Will Carbon replace Silicon in Transistors and Computers?

Sept. 29, 2020
Researchers develop carbon wire to complete the toolbox needed for carbon-based circuits.

A team of scientists at the University of California, Berkeley have created a metallic wire made entirely of carbon, setting the stage for research into carbon-based transistors and computers. Carbon-based transistors could boost computer speed by more than a thousandfold and reduce power consumption.

The team has been working for several years on making semiconductors and insulators from graphene nanoribbons—narrow, one-dimensional strips or ribbons of atom-thick graphene composed of carbon atoms in an interconnected hexagonal pattern. The metallic nanoribbons are assembled from smaller building blocks, with each block contributing an electron to flow along the nanoribbon. These are created chemically then arranged and and imaged on flat surfaces using a scanning tunneling microscope.

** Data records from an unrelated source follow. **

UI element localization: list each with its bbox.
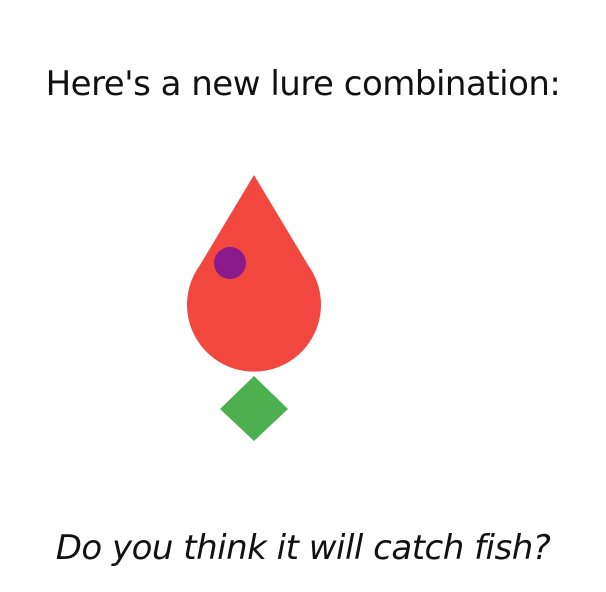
lure-eye-dot: [214, 247, 246, 279]
page-question: Do you think it will catch fish?: [55, 528, 551, 568]
lure-tail-diamond: [220, 376, 288, 441]
page-heading: Here's a new lure combination:: [45, 64, 561, 104]
lure-illustration: [187, 175, 321, 441]
lure-body-teardrop: [187, 175, 321, 372]
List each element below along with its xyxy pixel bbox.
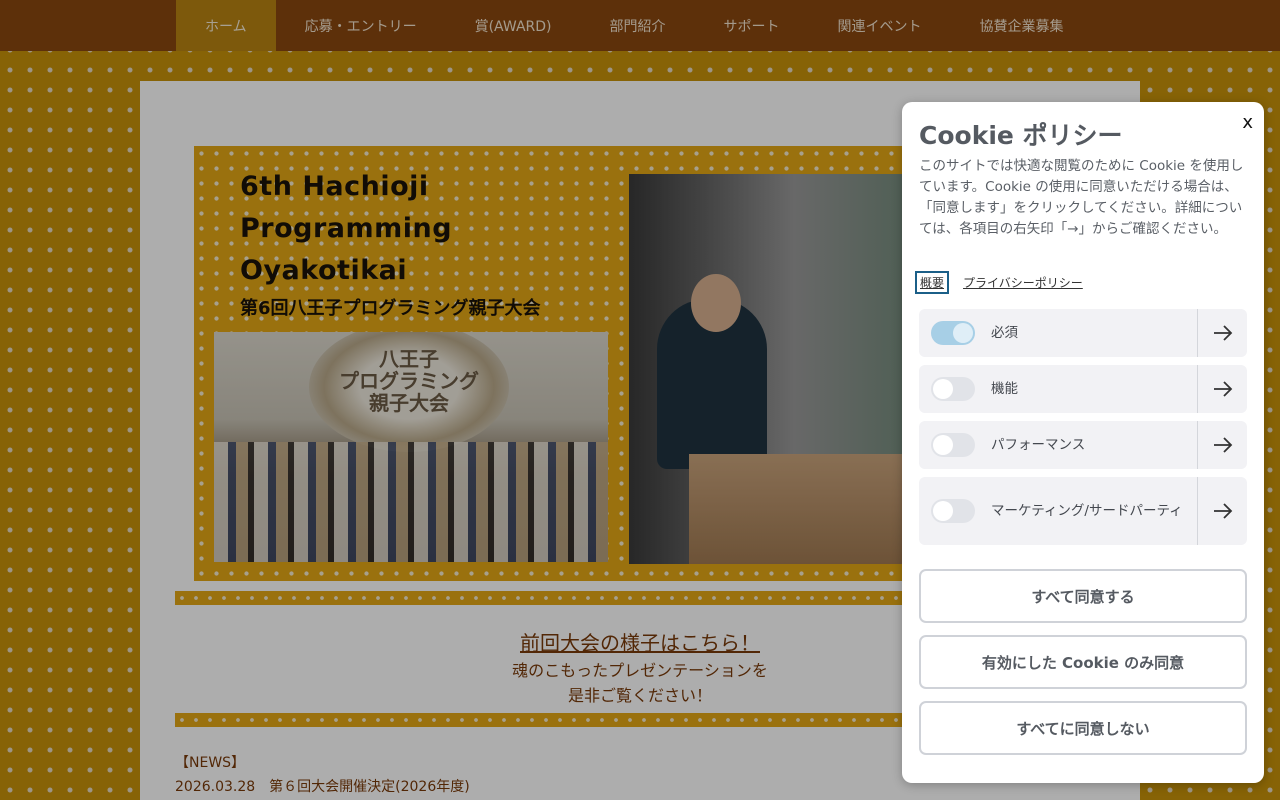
tab-overview[interactable]: 概要: [915, 271, 950, 294]
toggle-marketing[interactable]: [931, 499, 975, 523]
arrow-right-icon[interactable]: [1197, 365, 1247, 413]
cookie-category-functional: 機能: [919, 365, 1247, 413]
cookie-category-required: 必須: [919, 309, 1247, 357]
toggle-performance[interactable]: [931, 433, 975, 457]
cookie-description: このサイトでは快適な閲覧のために Cookie を使用しています。Cookie …: [919, 158, 1244, 237]
toggle-knob: [953, 323, 973, 343]
cookie-category-marketing: マーケティング/サードパーティ: [919, 477, 1247, 545]
cookie-category-performance: パフォーマンス: [919, 421, 1247, 469]
toggle-knob: [933, 379, 953, 399]
toggle-knob: [933, 435, 953, 455]
accept-all-button[interactable]: すべて同意する: [919, 569, 1247, 623]
category-label: 必須: [991, 325, 1018, 341]
tab-privacy-policy[interactable]: プライバシーポリシー: [959, 272, 1087, 293]
accept-selected-button[interactable]: 有効にした Cookie のみ同意: [919, 635, 1247, 689]
arrow-right-icon[interactable]: [1197, 477, 1247, 545]
cookie-dialog: x Cookie ポリシー このサイトでは快適な閲覧のために Cookie を使…: [902, 102, 1264, 783]
cookie-title: Cookie ポリシー: [919, 121, 1123, 150]
cookie-tabs: 概要 プライバシーポリシー: [915, 271, 1087, 294]
toggle-knob: [933, 501, 953, 521]
category-label: マーケティング/サードパーティ: [991, 503, 1183, 519]
category-label: パフォーマンス: [991, 437, 1086, 453]
toggle-functional[interactable]: [931, 377, 975, 401]
toggle-required[interactable]: [931, 321, 975, 345]
arrow-right-icon[interactable]: [1197, 309, 1247, 357]
close-icon[interactable]: x: [1242, 112, 1253, 133]
category-label: 機能: [991, 381, 1018, 397]
arrow-right-icon[interactable]: [1197, 421, 1247, 469]
reject-all-button[interactable]: すべてに同意しない: [919, 701, 1247, 755]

Heat was applied to induce the building locks molecules to chemically react and join together. The resulting graphene nanoribbon could be used to move conducting electrons between semiconducting nanoribbons in an all-carbon transistor.

There are other carbon-based materials that can be metallic, such as 2D sheets of graphene and carbon nanotubes. But shaping 2D sheets of graphene into nanometer scale strips spontaneously turns them into semiconductors or insulators. And carbon nanotubes, which are good conductors, cannot be transformed into wires with the same precision and reproducibility as carbon nanoribbons.

Graphene, which is pure carbon, is a leading contender for these next-generation, carbon-based computers. Narrow strips of graphene are primarily semiconductors. The challenge is to make them act as conductors and insulators so that transistors and processors could all be made of carbon. Carbon-based computers should switch many times faster than silicon versions and use only a fraction of the power.